I have two structs with identical fields such as the following specification
struct A { a: i8, b: i8 };
struct B { a: i8, b: i8 };
and i wish to generate an Into between them. Of course I can do this with std::mem::transmute since it is an invariant that they have the identical size following they have identical fields, but i wish to do this with destructuring to ease implementation of future features. Due to the nature of the application (proc-macro) i cannot simply add pub(self) / pub(in self) since it would violate the application scope of the macro.
My current attempt uses the in scoping to try to limit it to another path but the path must be a module. I tried
struct A { pub(in B) /* pub(in self::B) */ a: i8, pub(in B) b: i8 };
struct B { pub(in A) a: i8, pub(in A) b: i8 };
This does not work since A and B are not modules.
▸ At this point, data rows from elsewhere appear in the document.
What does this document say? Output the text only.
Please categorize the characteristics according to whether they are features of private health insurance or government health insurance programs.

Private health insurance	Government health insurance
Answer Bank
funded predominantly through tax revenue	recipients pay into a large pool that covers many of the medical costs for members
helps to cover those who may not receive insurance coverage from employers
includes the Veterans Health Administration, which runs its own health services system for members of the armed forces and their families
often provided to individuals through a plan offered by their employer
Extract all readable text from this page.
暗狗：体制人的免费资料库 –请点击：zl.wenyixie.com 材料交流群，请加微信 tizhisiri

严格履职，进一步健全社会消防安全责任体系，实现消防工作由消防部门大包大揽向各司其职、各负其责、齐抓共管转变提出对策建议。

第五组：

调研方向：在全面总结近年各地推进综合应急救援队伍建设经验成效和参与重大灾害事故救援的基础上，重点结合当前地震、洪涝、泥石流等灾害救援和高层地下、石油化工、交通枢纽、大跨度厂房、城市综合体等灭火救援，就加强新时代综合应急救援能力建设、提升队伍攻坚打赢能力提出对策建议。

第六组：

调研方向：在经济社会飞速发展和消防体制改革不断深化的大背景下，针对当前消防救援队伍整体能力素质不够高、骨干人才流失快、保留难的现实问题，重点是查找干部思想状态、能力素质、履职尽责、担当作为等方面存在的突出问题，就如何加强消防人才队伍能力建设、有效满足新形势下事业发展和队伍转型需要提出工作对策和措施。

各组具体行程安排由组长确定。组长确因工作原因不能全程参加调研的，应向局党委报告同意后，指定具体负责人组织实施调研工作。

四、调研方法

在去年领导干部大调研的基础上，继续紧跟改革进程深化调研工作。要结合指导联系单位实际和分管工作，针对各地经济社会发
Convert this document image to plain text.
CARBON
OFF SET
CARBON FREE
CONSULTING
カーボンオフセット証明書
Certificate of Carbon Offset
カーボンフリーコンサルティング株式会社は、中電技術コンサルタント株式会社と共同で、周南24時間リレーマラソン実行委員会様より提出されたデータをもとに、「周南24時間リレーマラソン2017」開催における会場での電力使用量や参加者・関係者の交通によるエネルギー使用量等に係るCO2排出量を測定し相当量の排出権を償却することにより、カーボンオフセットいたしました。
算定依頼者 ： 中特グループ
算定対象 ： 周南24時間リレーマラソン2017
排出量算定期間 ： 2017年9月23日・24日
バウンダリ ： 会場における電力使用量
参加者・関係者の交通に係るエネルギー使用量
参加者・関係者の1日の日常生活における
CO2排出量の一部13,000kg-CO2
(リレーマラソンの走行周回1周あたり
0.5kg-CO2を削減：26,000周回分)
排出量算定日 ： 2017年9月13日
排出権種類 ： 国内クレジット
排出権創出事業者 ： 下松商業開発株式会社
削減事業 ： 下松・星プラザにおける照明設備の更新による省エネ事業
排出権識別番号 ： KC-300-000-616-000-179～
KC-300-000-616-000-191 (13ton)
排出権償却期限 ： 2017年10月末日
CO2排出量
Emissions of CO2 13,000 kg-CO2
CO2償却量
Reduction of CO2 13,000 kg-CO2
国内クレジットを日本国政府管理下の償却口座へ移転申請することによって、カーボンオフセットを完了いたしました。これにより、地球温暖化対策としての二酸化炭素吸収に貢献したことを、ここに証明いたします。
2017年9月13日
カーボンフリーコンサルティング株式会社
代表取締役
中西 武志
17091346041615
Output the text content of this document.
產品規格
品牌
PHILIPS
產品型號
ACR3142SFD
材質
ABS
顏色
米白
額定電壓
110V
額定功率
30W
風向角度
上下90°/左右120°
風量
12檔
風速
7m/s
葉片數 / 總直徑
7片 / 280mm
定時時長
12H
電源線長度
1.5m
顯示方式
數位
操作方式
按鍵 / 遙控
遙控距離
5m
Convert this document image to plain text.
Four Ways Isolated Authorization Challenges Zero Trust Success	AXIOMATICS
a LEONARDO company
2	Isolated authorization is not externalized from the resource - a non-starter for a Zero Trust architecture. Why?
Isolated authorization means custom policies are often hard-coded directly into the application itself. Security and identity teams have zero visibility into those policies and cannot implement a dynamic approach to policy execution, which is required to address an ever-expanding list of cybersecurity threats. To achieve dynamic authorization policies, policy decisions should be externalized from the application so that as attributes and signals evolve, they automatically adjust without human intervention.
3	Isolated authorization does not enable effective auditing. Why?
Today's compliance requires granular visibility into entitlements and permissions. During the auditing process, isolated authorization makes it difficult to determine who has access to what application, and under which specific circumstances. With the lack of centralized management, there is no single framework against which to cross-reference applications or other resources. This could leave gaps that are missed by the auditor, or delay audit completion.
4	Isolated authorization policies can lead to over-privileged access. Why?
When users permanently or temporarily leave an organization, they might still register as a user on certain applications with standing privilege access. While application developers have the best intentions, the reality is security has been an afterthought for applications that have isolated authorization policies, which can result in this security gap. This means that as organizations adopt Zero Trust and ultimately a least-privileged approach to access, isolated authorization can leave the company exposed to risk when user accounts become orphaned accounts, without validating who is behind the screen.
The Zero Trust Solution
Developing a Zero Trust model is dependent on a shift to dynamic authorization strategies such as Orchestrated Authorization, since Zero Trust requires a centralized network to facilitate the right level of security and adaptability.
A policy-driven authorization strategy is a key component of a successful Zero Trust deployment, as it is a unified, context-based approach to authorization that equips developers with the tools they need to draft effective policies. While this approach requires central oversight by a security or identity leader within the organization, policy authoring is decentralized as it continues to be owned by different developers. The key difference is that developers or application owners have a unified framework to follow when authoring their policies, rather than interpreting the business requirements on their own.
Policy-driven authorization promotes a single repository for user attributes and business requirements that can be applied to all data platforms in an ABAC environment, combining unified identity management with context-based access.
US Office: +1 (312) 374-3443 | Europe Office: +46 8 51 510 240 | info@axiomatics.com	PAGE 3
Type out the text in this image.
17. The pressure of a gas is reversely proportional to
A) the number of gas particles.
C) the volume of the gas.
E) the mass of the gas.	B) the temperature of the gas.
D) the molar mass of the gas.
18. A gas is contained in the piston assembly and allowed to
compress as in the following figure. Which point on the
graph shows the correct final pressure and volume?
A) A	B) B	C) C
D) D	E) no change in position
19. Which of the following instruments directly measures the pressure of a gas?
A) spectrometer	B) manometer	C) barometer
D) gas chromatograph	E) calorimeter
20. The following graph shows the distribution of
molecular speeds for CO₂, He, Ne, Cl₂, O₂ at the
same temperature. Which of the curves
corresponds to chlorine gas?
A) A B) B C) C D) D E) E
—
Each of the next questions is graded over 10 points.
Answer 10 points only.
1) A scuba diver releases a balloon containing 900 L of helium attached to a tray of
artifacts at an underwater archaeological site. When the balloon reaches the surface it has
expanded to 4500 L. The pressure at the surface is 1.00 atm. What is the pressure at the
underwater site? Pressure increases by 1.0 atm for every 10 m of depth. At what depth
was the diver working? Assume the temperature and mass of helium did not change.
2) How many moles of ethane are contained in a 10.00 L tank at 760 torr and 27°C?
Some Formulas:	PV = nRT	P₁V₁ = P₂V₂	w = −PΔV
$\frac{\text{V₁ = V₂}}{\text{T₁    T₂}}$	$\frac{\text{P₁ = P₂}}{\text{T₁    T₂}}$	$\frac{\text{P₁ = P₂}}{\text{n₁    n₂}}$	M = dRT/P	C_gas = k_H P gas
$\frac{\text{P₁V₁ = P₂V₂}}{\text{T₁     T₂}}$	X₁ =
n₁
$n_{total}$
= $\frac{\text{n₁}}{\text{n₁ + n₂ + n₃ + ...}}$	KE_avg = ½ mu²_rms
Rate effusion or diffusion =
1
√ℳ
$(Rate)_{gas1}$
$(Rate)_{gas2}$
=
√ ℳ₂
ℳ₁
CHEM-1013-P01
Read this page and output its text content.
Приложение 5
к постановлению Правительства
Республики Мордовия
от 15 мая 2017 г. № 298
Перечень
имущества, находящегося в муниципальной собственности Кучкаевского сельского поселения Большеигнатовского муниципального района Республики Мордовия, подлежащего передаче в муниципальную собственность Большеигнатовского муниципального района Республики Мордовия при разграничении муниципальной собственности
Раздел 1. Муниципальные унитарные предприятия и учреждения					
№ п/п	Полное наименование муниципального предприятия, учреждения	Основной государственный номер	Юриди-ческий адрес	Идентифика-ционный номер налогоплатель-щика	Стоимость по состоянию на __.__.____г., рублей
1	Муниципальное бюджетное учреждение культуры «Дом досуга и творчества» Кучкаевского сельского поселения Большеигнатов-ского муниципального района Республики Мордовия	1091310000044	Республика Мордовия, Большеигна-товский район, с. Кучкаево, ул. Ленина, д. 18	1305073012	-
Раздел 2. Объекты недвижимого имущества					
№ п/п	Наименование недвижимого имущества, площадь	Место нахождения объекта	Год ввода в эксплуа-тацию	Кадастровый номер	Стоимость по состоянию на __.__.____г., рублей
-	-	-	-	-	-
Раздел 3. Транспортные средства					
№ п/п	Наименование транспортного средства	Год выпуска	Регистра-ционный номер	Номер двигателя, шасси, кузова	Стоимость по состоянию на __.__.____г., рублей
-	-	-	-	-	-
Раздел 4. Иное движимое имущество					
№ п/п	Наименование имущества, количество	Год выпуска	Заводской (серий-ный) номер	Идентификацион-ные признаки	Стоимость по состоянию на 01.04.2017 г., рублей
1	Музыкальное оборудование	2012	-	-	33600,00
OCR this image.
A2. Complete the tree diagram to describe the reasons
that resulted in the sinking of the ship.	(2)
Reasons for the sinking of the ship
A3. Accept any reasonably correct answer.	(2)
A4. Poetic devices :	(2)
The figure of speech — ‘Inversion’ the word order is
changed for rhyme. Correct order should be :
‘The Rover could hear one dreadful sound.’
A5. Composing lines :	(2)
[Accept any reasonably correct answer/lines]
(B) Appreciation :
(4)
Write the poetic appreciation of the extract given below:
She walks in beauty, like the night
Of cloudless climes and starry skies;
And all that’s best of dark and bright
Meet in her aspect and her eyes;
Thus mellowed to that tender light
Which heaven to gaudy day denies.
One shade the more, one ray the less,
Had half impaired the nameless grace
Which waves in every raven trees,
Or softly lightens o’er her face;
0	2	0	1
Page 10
The hoped for behaviour is similar to how in C++ it would be
class A {
private:
char a;
char b;
friend class B;
}
class B {
private:
char a;
char b;
friend class A;
}
Other ideas i have coincided include creating a module including all the desired structs (this occurs inside a proc-macro attribute so this is a power i have). This would work if the specified visibility within the struct was for example pub(self) since this would be transformed into pub(super) but it would not work if the original visibility was pub(super) since this would become pub(in super::super) which is an invalid path.
Finally the last idea i had was adding an insanely named method that destructed into an ordered tuple named something like #[inline] pub(self) fn __INTERNAL_DO_NOT_USE_PUBLIC_DESTRUCTURE(self) -> (i8,i8) and then destructing this. This is undesirable.
TL;DR: how to I expose fields to 'friend' structs without exposing them to the rest of the module.